Charger 4Sevens Single Bay V2
This charger was introduced in 2011 together with a new battery from 4Sevens, but due to a problem with the V1, it was recalled and later this V2 introduced. The charger has one bay and can only charge a single cell at a time, because the charge rate and voltage can be adjusted it can charge a large selection of different sizes cells.
I have listed the differences between the recalled charger and the new charger
The charger arrives in a white unmarked card board box.
Here the two switches can be seen. The voltage switch is used to select the correct charge voltage depending on chemistry, the current switch is used to select current, depending on cell size/capacity. The switches has a very short travel.
The charger has connectors for 12 volt DC and for USB power.
The charger is supplied with leads for 3 different power sources. The mains power supply is universal voltage (100-240 VAC, 50/60 Hz). The car adapter needs a socket with 21 to 24 mm diameter. Using the usb power adapter the charger cannot charge at 1 ampere, but at a lower rate.
The led is red when charging, both with 170 mA and 0.5A/1A and green at all other times.
The charger can handle 70 mm long batteries, and both button and flat top cells. Due to the design of the slider it is possible to place a battery in the charger without it getting a connection, this is not a real problem, just check the led changes to red, if not move the battery a bit.
At low voltages the charger will try a short pulse each second, this will reset any tripped protection.
Between 1.0 volt and 3.0 volt it charges with 170 mA.
Between 3.0 volt and 3.6/4.2 volt the charger is applying regular charge current with constant current (either 500 mA or 1 A), when 3.6/4.2 volt is reached it uses a constant voltage charge.
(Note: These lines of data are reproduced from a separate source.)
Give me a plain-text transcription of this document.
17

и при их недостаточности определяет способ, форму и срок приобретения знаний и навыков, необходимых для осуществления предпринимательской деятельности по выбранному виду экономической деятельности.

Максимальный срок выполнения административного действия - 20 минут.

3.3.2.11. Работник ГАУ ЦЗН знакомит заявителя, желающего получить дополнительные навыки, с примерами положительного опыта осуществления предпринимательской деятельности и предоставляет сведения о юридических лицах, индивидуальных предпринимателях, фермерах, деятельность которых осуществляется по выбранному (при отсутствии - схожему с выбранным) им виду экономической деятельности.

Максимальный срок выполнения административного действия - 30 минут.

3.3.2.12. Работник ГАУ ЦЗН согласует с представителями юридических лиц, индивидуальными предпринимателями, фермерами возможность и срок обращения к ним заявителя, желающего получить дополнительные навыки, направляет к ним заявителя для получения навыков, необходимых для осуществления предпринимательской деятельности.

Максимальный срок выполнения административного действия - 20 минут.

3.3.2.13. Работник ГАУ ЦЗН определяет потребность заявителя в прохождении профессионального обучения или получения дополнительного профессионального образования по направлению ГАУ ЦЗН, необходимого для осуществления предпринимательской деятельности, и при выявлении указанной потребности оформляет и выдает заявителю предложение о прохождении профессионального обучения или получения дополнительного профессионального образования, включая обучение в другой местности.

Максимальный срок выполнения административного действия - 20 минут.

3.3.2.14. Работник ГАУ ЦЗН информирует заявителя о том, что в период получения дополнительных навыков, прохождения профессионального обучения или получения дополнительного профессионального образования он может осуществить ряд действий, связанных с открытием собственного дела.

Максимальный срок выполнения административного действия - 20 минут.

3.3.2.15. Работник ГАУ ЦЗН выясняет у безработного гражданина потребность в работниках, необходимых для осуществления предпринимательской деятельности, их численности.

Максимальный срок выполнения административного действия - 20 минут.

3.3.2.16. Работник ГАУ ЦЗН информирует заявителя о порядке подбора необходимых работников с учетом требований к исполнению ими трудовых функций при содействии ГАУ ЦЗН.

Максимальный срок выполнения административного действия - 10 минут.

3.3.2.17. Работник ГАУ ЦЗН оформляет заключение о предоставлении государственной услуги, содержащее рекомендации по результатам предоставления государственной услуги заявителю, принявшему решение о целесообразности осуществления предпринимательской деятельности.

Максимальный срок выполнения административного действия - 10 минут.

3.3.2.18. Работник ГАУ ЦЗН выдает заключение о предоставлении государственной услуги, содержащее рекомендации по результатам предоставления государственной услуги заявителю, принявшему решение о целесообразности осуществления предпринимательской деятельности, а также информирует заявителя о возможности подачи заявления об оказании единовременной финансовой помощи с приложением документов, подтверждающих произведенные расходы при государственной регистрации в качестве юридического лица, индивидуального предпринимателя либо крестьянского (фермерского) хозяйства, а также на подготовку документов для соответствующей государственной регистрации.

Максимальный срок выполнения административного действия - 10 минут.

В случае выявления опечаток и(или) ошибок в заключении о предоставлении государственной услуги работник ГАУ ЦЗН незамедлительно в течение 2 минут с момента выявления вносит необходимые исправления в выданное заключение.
The charger stops when the current has dropped to about 160mA.
When the battery goes above 3.6/4.2 volt or the charge stops the current is turned off (discharges with up to 35 uA current).
The charger will restart if the battery voltage goes below 3.45/4.11 volt, the power has been interrupted or the battery is replaced.
When charger is disconnected from power, but with a battery in, it will draw below 35 uA from the battery.
Charging a 2000mAh cell with 0.5A takes about 4 hours, first 3 hour with constant current and then 1 hour with constant voltage. The high termination current makes the CV part faster.
Increasing the current to 1A reduces the charge time to a bit below 3 hours. The CC phase is faster. Here it can also be seen that the CC/CV regulation is done by a microprocessor and not with a analog chip. The steps is the processor adjusting, analog would have been smooth.
My old IMR cell is fast to charge on the 1A setting, but is not filled completely due to the high termination current.
Here I am using USB power to charge a cell, the current switch is in the 1A position. The charger starts with a charging current of 700mA and uses a little bit more from USB. After 10 to 15 minutes the current is down to 500mA. If I had uses the 0.5A ampere setting, the current would have started at 500mA.
The 4Sevens 26650 battery takes about 5 hour to charge.
When charging a LiFePO4 cell with 3.6 volt termination voltage the charger also does a very fine CC/CV profile. It starts slowly, until the battery is raised to 3 volt, then it goes to full charge current. BUT it cannot handle the termination, it will terminate at 3.6 volt, but because LiFePO4 cell drops in voltage when charging is stopped, the charger will restart charging again.
The pulses that will reset a protection circuit, measured without a battery in the charger. These pulses are limited to a peek current of around 180 mA.
This charger follows a CC/CV charging profile and also supports long 18650 cells and a lot of other cell types. This makes this charger a good charger, with only a few small detail, that could have been better. The high termination current does spoil it for cells with smaller capacity and LiFePo4 cells must be removed when they are charged.
For cells with more than 2000mAh capacity it is a very good charger, for cells with smaller capacity the high termination current will cost a few % in charged capacity, but give the cells a longer lifetime.
Here is an explanation on how I did the above charge curves: How do I test a charger
Some of the photos are from the V1 review, because I got the replacement charger without accessories.